What is Space Without a Game? – No Man's Sky
Since first appearing at E3 last year, No Man's Sky has made quite the fuss about its massive world chock full of plenty to do, even as the "do" remains quite nebulous. Reportedly, if a planet in the game was discovered every second, it would take about 584 billion years to discover them all, or roughly 130 times the remaining lifespan of the sun. But while discovering planets may be interesting enough, it doesn't wholly tell us what the player will be doing otherwise.
Indeed, in an interview with Eurogamer, Sean Murray, lead developer, when asked about what you do in No Man's Sky, says,
"So, the one I want to give is to say it's open ended, and players should be able to play a game lots of different ways. I have begun to find games quite predictable...I know when I see a screenshot exactly what the game is going to play like, probably how long it's going to be, and how it's going to finish. So, we wanted to be a bit more open ended than that...there is a core game mode there. There's the player's journey which, if they play it linearly and go from the outer edge of the galaxy to the centre of the galaxy, that's their start and end of the game kind of thing."
Of course, in a massive, procedurally generated universe, that could quite easily take a very long time. Later, Murray is quoted as saying that just simply flying, without using the hyperdrive, from the edge of the galaxy to the centre would take about 100 hours. It's also not the end of your journey, even as you may reach a point where you could walk away from the game. You could, conceivably, just spend your time floating around the outer reaches of space, investigating planets and space stations.
Investigating planets has its uses too, as you can level the landscape in a quest for resources and money.
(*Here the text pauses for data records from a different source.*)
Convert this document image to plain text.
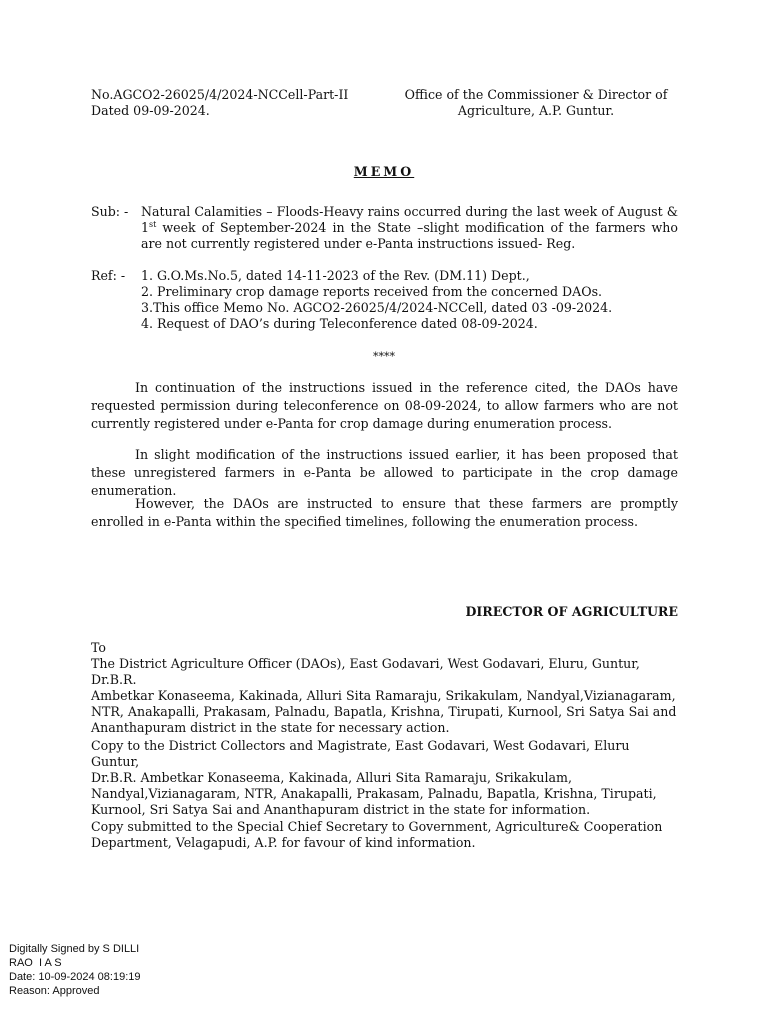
No.AGCO2-26025/4/2024-NCCell-Part-II
Dated 09-09-2024.
Office of the Commissioner & Director of
Agriculture, A.P. Guntur.
MEMO
Sub: -	Natural Calamities – Floods-Heavy rains occurred during the last week of August & 1st week of September-2024 in the State –slight modification of the farmers who are not currently registered under e-Panta instructions issued- Reg.
Ref: -	1. G.O.Ms.No.5, dated 14-11-2023 of the Rev. (DM.11) Dept.,
2. Preliminary crop damage reports received from the concerned DAOs.
3.This office Memo No. AGCO2-26025/4/2024-NCCell, dated 03 -09-2024.
4. Request of DAO’s during Teleconference dated 08-09-2024.
****
In continuation of the instructions issued in the reference cited, the DAOs have requested permission during teleconference on 08-09-2024, to allow farmers who are not currently registered under e-Panta for crop damage during enumeration process.
In slight modification of the instructions issued earlier, it has been proposed that these unregistered farmers in e-Panta be allowed to participate in the crop damage enumeration.
However, the DAOs are instructed to ensure that these farmers are promptly enrolled in e-Panta within the specified timelines, following the enumeration process.
DIRECTOR OF AGRICULTURE
To
The District Agriculture Officer (DAOs), East Godavari, West Godavari, Eluru, Guntur, Dr.B.R.
Ambetkar Konaseema, Kakinada, Alluri Sita Ramaraju, Srikakulam, Nandyal,Vizianagaram,
NTR, Anakapalli, Prakasam, Palnadu, Bapatla, Krishna, Tirupati, Kurnool, Sri Satya Sai and
Ananthapuram district in the state for necessary action.
Copy to the District Collectors and Magistrate, East Godavari, West Godavari, Eluru Guntur,
Dr.B.R. Ambetkar Konaseema, Kakinada, Alluri Sita Ramaraju, Srikakulam,
Nandyal,Vizianagaram, NTR, Anakapalli, Prakasam, Palnadu, Bapatla, Krishna, Tirupati,
Kurnool, Sri Satya Sai and Ananthapuram district in the state for information.
Copy submitted to the Special Chief Secretary to Government, Agriculture& Cooperation
Department, Velagapudi, A.P. for favour of kind information.
Digitally Signed by S DILLI
RAO  I A S
Date: 10-09-2024 08:19:19
Reason: Approved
Hello Games doesn't want No Man's Sky to be known as "Minecraft in space," so they're devoting time to make resource collecting and terraforming something players would actually enjoy doing, to the point where it, again, is something you could do the entire game.
A sense of scale, personal motivation, and open-ended game design looks to be shaping No Man's Sky as the premier accomplishment in sandbox space exploration. The game releases later this year on PlayStation 4 as a timed exclusive, with the game eventually coming to PC thereafter.